The intensity of the sound at distance R can be denoted as I$_R$. Using the formula for loudness of sound, we obtain,
${I_{LR}} = 10\log \dfrac{{{I_R}}}{{{I_0}}}$ = 50 dB
We substitute the value of I$_0$ to find the value of I$_R$, we obtain,
${I_R} = {I_0}anti\log \left( {\dfrac{{50}}{{10}}} \right) = {10^{ - 12}}anti\log \left( 5 \right)$ …equation (1)
On substituting the antilog(5) = 10$^5$ in equation (1), we get,
${I_R} = {10^{ - 12 + 5}} = {10^{ - 7}}$ W/m$^2$
Now, we find the power of the source. To find the power of the source, we multiply the intensity with area = 4$\pi {R^2}$ which is equal to the surface area of a sphere of radius R since the source is a point which emits power in all directions. The intensity of sound at a particular distance from the sound will be the same in all directions.

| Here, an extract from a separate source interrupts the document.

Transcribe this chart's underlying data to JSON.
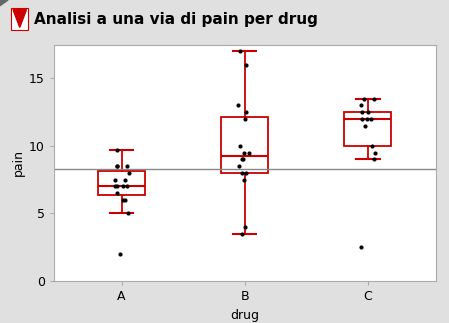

Power of point source, P = 10$^{ - 7}$$ \times 4\pi {R^2}$ W
Now, we find the intensity of sound at a distance of 2R by dividing the power of point source by the area of sphere of radius 2R. Let us denote the intensity of sound at distance 2R as I$_{2R}$.
${I_{2R}} = \dfrac{{{{10}^{ - 7}} \times 4\pi {R^2}}}{{4\pi {{(2R)}^2}}}$ W/m$^2$
We simplify this expression to obtain the value of the intensity of sound at 2R distance.
${I_{2R}} = 0.25 \times {10^{ - 7}}W/{m^2}$
The loudness of sound at 2R distance can be found by using the formula for loudness of sound. Let us denote the loudness of sound at 2R distance as I$_{L\left( {2R} \right)}$. We obtain,
${I_{L\left( {2R} \right)}} = 10\log \left( {\dfrac{{{I_{2R}}}}{{{I_0}}}} \right)$
Substituting the values, we obtain,
${I_{L\left( {2R} \right)}} = 10\log \left( {\dfrac{{0.25 \times {{10}^{ - 7}}}}{{{{10}^{ - 12}}}}} \right) = 10\log \left( {0.25 \times {{10}^5}} \right)$
Using the property of logarithm to the base 10, we can write the right side of the expression as the sum of logarithms of the product of the two terms. We also know that log of 10 to the power of any number is the power of 10.
${I_{L(2R)}}$ = 10[log(0.25) + 5] = 10(-0.602 + 5) = 10 $ \times $ 4.398 dB
Hence, we obtain that the loudness of sound at distance 2R is, ${I_{L(2R)}}$ = 43.98 dB $ \approx $44 dB

Therefore, the correct option is D.

Note: The power from a source radiates in radial direction. Hence, the intensity changes radially. This concept can be used in many other questions as well.